Well, she has this “strategy” I would like to share and perhaps debate about, she only wants to focus on the topics she’s good at and completely give up on the ones that are not intuitive for her (and do not weigh as much as others).
She went into your second and third attempts completing ignoring stats and alternative investments (and i think fixed income?), and obviously… she failed.


Her theory is that, she’s never going to score really high on those sections anyway, she may as well just bet on getting 1/3 of the questions right with random answers.
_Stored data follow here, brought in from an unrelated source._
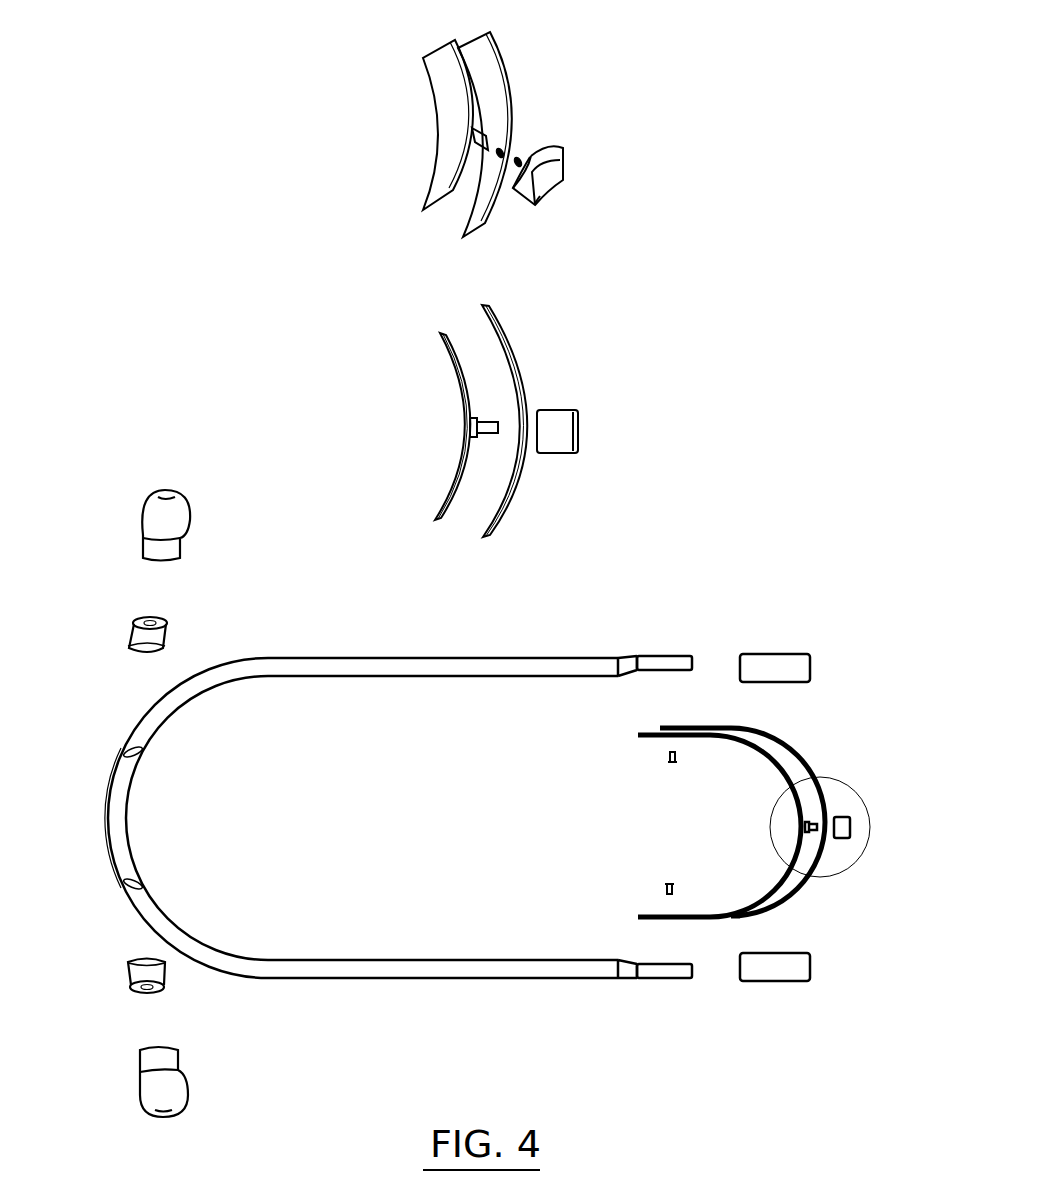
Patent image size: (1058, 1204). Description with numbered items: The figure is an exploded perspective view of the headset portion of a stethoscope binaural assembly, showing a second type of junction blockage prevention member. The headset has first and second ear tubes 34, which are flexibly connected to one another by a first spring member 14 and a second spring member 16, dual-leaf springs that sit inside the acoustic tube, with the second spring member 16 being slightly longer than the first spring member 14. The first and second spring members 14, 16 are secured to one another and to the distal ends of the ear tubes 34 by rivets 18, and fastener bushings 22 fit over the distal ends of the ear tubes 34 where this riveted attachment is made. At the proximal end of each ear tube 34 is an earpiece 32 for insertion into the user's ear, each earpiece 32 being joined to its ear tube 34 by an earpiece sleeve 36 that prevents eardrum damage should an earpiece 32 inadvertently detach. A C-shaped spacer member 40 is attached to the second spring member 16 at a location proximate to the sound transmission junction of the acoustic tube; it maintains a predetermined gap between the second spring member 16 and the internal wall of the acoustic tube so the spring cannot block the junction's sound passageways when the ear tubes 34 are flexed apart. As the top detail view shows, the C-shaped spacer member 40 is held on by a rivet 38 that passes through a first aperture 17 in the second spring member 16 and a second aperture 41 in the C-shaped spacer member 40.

The first spring member 14 is at (450, 110).
The second spring member 16 is at (512, 98).
The first aperture 17 is at (502, 158).
The rivets 18 is at (665, 757).
The fastener bushings 22 is at (775, 660).
The earpieces 32 is at (165, 525).
The ear tubes 34 is at (318, 665).
The earpiece sleeves 36 is at (140, 632).
The rivet 38 is at (492, 143).
The C-shaped spacer member 40 is at (550, 160).
The second aperture 41 is at (535, 183).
Since the curriculum is so large and she can only efficiently study and retain so much information, she decides to focus on the bigger topics (ethics, accounting, corp finance, equity…) in hope of passing the exam on average.
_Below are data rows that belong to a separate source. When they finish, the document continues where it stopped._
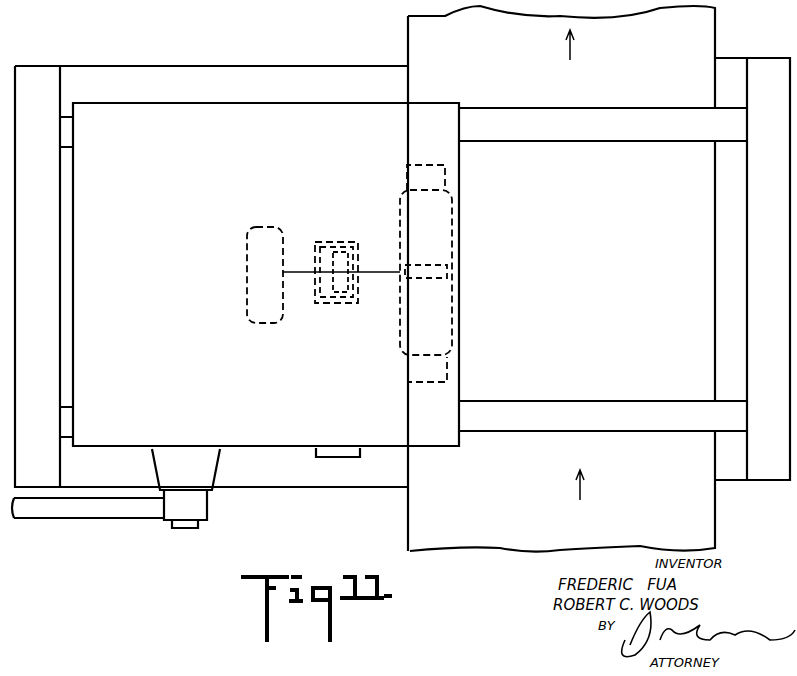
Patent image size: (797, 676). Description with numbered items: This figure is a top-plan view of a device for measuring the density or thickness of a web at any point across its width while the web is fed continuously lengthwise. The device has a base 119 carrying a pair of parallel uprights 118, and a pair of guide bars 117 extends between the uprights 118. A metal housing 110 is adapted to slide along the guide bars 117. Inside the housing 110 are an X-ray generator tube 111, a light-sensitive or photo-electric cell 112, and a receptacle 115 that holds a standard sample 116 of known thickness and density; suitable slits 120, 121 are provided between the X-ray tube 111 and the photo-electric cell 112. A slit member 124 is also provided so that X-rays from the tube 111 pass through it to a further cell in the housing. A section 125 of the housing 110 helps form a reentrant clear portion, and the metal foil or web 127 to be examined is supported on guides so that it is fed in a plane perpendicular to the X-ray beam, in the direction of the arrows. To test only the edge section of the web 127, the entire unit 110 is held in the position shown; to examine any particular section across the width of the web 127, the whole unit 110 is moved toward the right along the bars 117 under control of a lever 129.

The metal housing 110 is at (476, 214).
The X-ray generator tube 111 is at (412, 338).
The photo-electric cell 112 is at (262, 226).
The receptacle 115 is at (340, 247).
The standard sample 116 is at (345, 300).
The guide bars 117 is at (617, 128).
The uprights 118 is at (45, 204).
The base 119 is at (288, 78).
The slit 120 is at (362, 262).
The slit 121 is at (313, 270).
The slit member 124 is at (450, 268).
The housing section 125 is at (160, 117).
The web 127 is at (690, 30).
The lever 129 is at (68, 508).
Her strategy makes sense to me (somewhat), though i didn’t follow it, but i’m wondering, if anyone else followed a similar strategy and what’s your outcome??
NANA

pass level 1 in 1 week.
Is this a joke

TOP

I had a similar strategy and although i am still awaiting my results, I will be very lucky to survive the July 23rd onslaught.
Nothing to argue here - it is a foolish decision!  I neglected Economics and Alternatives.  My reason?  well, they are just too darn long and the topics do not come easily to me like the others.  This paid off very well in the mocks, but who could have foretold that Derivatives -which was supposed to be one of my major stregnths - would throw me a curveball? or that Alternatives which i foolishly left out, would be 10% and not 5%?
This should serve as a lesson - don’t ever underestimate any subject/topic area …and careful to not be overconfident on what you think your strengths are.

TOP

bloodline
You never know, as the overall score matters, so do not tear yourself for now, good luck!

TOP

It comforts me to know people skipped sections…because I didn’t, hope thats not too messed up. Couldnt imagine going into the test not having touched a section.

TOP

I did the same thing–more or less.
It sounds like her mistake is that she completely ignored those sections.  Like the great philosopher Andy Holmes said, “You have to know a little about everything, and a lot about some things.”
I definitely focused my attention on FRA, Corp Fin, and Equity, because 1.) I’m good at those things and 2.) They comprise 50% of the whole test.
I focused less on the others, but still studied enough that I hoped to pick up all the easy questions.

TOP

I tried that the first time I took level 2 and got slaughtered. People who tried that for this go round with Alts got slaughtered. Probably best to just brush up on everything. I’m not the smartest guy in the world but even I can fight 95% of the material in my head.

TOP

There’s no way I would skip a section of studying and gamble that it won’t be asked or count for as much. I would have LOVED to skip derivatives, hated every second of it. But when I sat for the exam I was sure happy I studied it.
The advice I hear often about CFA is that it’s way better to know something about everything than everything about something. Because even if you know ‘everything’ about 70% of the sections, during the exam you might get thrown a curveball that you never expected in the sections you thought you were well prepared in (it’s impossible to truly know everything cold about a section unless you memorize every word in the text and could mentally index through it), and then you may have made a human error somewhere (flipped a digit on a calculation, improperly filled in an answer, etc). That stuff adds up and before you know it, you wish you would have studied the section that you didn’t know anything about so you could have at least gotten some points to make up for those moments.

TOP

Skipping a section in itself is taking too far. I get slaughtered each time in Alt Investments because I use this strategy. But I just cant learn Alt Invs and Level1 and 2 I got less than 50 And this year is going to be no different.
But I love FRA, Corp Fin, Equity and FI just like Greenman said. This is more than 50% and I like these subjects.. Will not skip one line in these subjects. But I read Economics, Quants selectively. If a topic doesnt look intuitive to me (lots for me in economics actually), I just read it once so that I dont miss out on straight forward questions And I am not one of those smart learners, I spend loads and loads of time infront of the book

TOP

Off topic!
I’m wondering, MissCleo, how come you call yourself a ‘guy’?